Elle a déploré le coût croissant engendré par la prise en charge, par la France, des frais de scolarité des élèves français inscrits dans les établissements d'enseignement à l'étranger, et s'est inquiétée de la réduction du montant des bourses attribuées sur critères sociaux.

Enfin, elle a fait valoir que le message adressé à nos compatriotes installés en Guinée était contradictoire, puisqu'on les presse de quitter ce pays, mais qu'aucune évacuation officielle n'a été organisée. Elle a souligné l'opportunité d'une évacuation partielle des Français les plus démunis, sélectionnés sur critères sociaux.

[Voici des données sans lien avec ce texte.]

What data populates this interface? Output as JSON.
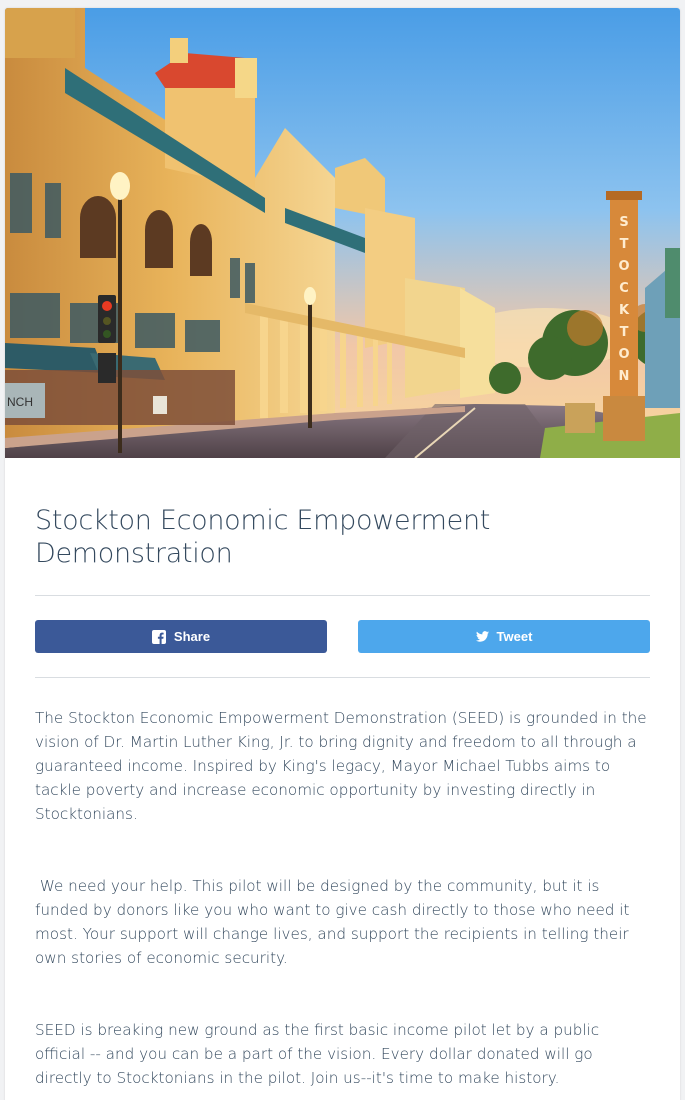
{
  "hero": {
    "image_alt": "Stockton street with historic hotel building and STOCKTON sign tower",
    "tower_letters": [
      "S",
      "T",
      "O",
      "C",
      "K",
      "T",
      "O",
      "N"
    ],
    "storefront_text": "NCH"
  },
  "campaign": {
    "title": "Stockton Economic Empowerment Demonstration"
  },
  "share": {
    "facebook_label": "Share",
    "facebook_icon": "facebook-icon",
    "facebook_color": "#3b5998",
    "twitter_label": "Tweet",
    "twitter_icon": "twitter-icon",
    "twitter_color": "#4da7ec"
  },
  "description": {
    "paragraph_1": "The Stockton Economic Empowerment Demonstration (SEED) is grounded in the vision of Dr. Martin Luther King, Jr. to bring dignity and freedom to all through a guaranteed income. Inspired by King's legacy, Mayor Michael Tubbs aims to tackle poverty and increase economic opportunity by investing directly in Stocktonians.",
    "paragraph_2": " We need your help. This pilot will be designed by the community, but it is funded by donors like you who want to give cash directly to those who need it most. Your support will change lives, and support the recipients in telling their own stories of economic security.",
    "paragraph_3": "SEED is breaking new ground as the first basic income pilot let by a public official -- and you can be a part of the vision. Every dollar donated will go directly to Stocktonians in the pilot. Join us--it's time to make history."
  },
  "colors": {
    "title_text": "#34495e",
    "body_text": "#34495e",
    "divider": "#d9dde1"
  }
}
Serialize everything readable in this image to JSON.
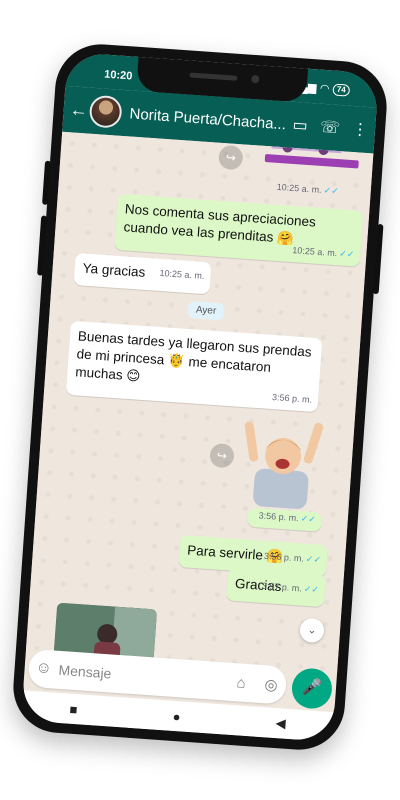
{
  "status": {
    "time": "10:20",
    "battery": "74"
  },
  "header": {
    "title": "Norita Puerta/Chacha..."
  },
  "messages": [
    {
      "text": "",
      "time": "10:25 a. m.",
      "ticks": "✓✓"
    },
    {
      "text": "Nos comenta sus apreciaciones cuando vea las prenditas 🤗",
      "time": "10:25 a. m.",
      "ticks": "✓✓"
    },
    {
      "text": "Ya gracias",
      "time": "10:25 a. m."
    },
    {
      "text": "Buenas tardes ya llegaron sus prendas de mi princesa 🤴 me encataron muchas 😊",
      "time": "3:56 p. m."
    },
    {
      "text": "",
      "time": "3:56 p. m.",
      "ticks": "✓✓"
    },
    {
      "text": "Para servirle 🤗",
      "time": "3:56 p. m.",
      "ticks": "✓✓"
    },
    {
      "text": "Gracias",
      "time": "3:57 p. m.",
      "ticks": "✓✓"
    }
  ],
  "day_separator": "Ayer",
  "input": {
    "placeholder": "Mensaje"
  },
  "nav": {
    "square": "■",
    "circle": "●",
    "back": "◀"
  },
  "icons": {
    "back": "←",
    "video": "▭",
    "call": "☏",
    "menu": "⋮",
    "emoji": "☺",
    "attach": "⌂",
    "camera": "◎",
    "mic": "🎤",
    "forward": "↪",
    "scroll": "⌄"
  }
}
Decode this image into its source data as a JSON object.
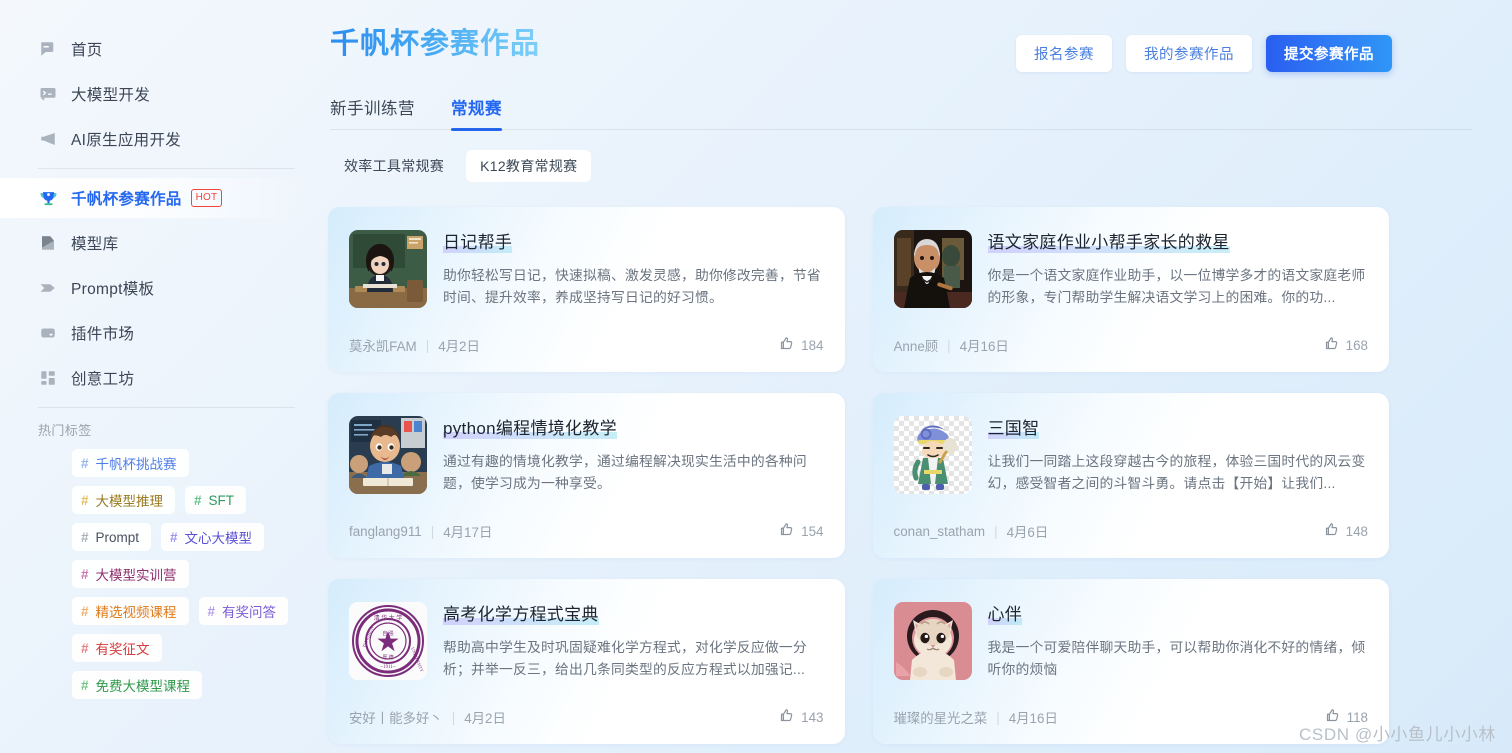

M. Josselin de Rohan, président, remplaçant M. André Trillard, rapporteur pour avis des crédits des programmes 105 « Action de la France en Europe et dans le monde », et 151 « Français à l'étranger et affaires consulaires », empêché, a salué l'augmentation de 6 % des crédits de paiement attribués dans le projet de loi de finances pour 2010 au financement des opérations de maintien de la paix (OMP) de l'ONU. Il a souhaité connaître l'état des négociations en cours, au sein des contributeurs aux Nations unies, sur l'évolution des quotes-parts versées par les principaux pays contributeurs. Il a déploré que l'augmentation constatée des crédits affectés au programme 151, soit 20 millions d'euros, soit entièrement consacrée à la prise en charge du coût de la scolarité des élèves français de seconde, et que l'ensemble des autres éléments de ce programme soit en baisse. Il s'est enquis de la nature des transferts de certaines compétences des postes consulaires limitrophes aux préfectures et mairies françaises frontalières. Enfin, il a interrogé le ministre sur l'existence éventuelle de règles régissant l'actualisation des sites « pays » accessibles par le portail « Affaires étrangères », précisant que leur cadence de mise à jour était très disparate, parfois trop lente.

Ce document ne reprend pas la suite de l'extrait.